Relative frequency describes how often an outcome occurs compared with the total number of observations. It turns raw counts into proportions, decimals, or percentages so different data sets can be compared fairly. This matters because a count of 12 can mean something very different in a sample of 20 than in a sample of 200.
Relative frequency is a bridge between collected data and probability thinking.
Key Facts
- Relative frequency = frequency of an outcome / total number of observations
- As a decimal: relative frequency = f / n
- As a percentage: relative frequency percent = (f / n) × 100%
- The sum of all relative frequencies in a complete data table is 1, or 100%
- Experimental probability uses data: P(outcome) ≈ relative frequency of that outcome
- Larger sample sizes usually give more stable relative frequencies than smaller samples
Vocabulary
- Frequency
- The number of times a particular outcome or category appears in a data set.
- Relative Frequency
- The fraction or proportion of the total data represented by one outcome or category.
- Proportion
- A comparison of one part to the whole, often written as a fraction or decimal.
- Percentage
- A proportion expressed out of 100.
- Experimental Probability
- A probability estimate based on observed results from trials or collected data.
Common Mistakes to Avoid
- Dividing by the wrong total, such as using the number in another category instead of the full sample size. Relative frequency must compare the category count to the total number of observations.

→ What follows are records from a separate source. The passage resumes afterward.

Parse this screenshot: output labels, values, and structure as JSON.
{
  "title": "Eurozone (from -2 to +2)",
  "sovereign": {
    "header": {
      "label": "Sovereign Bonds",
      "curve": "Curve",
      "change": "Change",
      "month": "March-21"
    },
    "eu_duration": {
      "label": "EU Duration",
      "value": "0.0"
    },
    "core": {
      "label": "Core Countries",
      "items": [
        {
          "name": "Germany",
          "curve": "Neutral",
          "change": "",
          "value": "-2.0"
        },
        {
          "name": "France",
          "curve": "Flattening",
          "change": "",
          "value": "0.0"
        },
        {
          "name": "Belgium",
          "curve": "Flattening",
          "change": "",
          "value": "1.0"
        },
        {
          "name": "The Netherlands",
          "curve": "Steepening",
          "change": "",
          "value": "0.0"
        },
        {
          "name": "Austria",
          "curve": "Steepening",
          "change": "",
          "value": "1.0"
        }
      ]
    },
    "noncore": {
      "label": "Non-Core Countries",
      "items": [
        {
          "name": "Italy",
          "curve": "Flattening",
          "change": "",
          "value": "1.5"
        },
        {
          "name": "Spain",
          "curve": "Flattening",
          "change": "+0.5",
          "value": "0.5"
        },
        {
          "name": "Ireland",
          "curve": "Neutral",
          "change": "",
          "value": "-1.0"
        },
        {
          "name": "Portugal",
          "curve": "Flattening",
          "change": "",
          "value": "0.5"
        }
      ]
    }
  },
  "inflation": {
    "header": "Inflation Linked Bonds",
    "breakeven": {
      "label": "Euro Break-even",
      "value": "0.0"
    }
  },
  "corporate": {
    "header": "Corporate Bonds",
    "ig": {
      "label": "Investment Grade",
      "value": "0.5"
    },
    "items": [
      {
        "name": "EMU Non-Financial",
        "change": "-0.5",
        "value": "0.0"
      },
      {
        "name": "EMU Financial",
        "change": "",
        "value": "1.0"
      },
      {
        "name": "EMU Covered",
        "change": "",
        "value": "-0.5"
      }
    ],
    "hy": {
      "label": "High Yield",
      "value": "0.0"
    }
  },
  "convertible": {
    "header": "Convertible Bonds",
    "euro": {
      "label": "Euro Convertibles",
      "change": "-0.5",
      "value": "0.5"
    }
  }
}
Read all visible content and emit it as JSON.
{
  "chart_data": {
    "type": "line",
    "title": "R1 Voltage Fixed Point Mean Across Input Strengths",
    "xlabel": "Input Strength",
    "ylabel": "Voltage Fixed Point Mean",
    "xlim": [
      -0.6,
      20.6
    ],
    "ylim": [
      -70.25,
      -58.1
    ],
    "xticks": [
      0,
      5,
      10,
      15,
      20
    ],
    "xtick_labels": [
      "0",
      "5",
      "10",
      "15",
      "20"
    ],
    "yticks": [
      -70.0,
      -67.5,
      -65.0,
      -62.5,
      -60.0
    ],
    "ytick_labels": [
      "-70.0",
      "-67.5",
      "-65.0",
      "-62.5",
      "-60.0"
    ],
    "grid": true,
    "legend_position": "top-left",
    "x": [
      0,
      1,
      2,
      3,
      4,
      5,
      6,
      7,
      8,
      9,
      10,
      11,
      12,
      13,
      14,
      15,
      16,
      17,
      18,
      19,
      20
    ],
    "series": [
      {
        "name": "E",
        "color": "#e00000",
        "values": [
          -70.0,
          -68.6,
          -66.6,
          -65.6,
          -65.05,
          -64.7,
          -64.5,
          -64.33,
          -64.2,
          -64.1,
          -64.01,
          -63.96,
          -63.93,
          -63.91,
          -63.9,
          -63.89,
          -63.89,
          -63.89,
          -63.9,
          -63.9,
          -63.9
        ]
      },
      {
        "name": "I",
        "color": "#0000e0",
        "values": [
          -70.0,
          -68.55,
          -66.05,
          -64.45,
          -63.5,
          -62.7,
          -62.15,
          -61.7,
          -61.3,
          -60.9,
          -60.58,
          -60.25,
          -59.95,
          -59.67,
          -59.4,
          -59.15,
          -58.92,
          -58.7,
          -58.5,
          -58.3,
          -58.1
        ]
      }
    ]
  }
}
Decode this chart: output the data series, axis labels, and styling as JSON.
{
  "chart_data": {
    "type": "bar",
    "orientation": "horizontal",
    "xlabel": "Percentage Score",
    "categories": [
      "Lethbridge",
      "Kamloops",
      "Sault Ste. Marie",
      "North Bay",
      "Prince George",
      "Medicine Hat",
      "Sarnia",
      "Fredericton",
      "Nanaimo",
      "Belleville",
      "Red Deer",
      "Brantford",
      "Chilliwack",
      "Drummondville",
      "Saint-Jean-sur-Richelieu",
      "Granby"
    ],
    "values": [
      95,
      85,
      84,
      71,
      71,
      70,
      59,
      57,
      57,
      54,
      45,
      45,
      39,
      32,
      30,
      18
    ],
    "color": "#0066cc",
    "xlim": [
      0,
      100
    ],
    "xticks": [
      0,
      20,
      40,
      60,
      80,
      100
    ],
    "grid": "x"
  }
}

- Forgetting to convert a decimal to a percent correctly. For example, 0.35 equals 35%, not 0.35%.
- Adding counts and relative frequencies in the same column as if they have the same unit. Counts are raw numbers, while relative frequencies are proportions of the whole.
- Treating experimental probability as guaranteed future results. Relative frequency estimates probability from data, but random variation can still cause different results in future trials.
Practice Questions
- 1 A survey of 80 students found that 28 chose soccer as their favorite sport. Find the relative frequency as a fraction, decimal, and percentage.
- 2 A spinner is spun 50 times and lands on blue 14 times, red 21 times, and green 15 times. Find the relative frequency for each color and check that the percentages add to 100%.
- 3 Two classes both report that 10 students prefer online homework. Class A has 20 students and Class B has 40 students. Explain which class has the greater relative frequency and why counts alone can be misleading.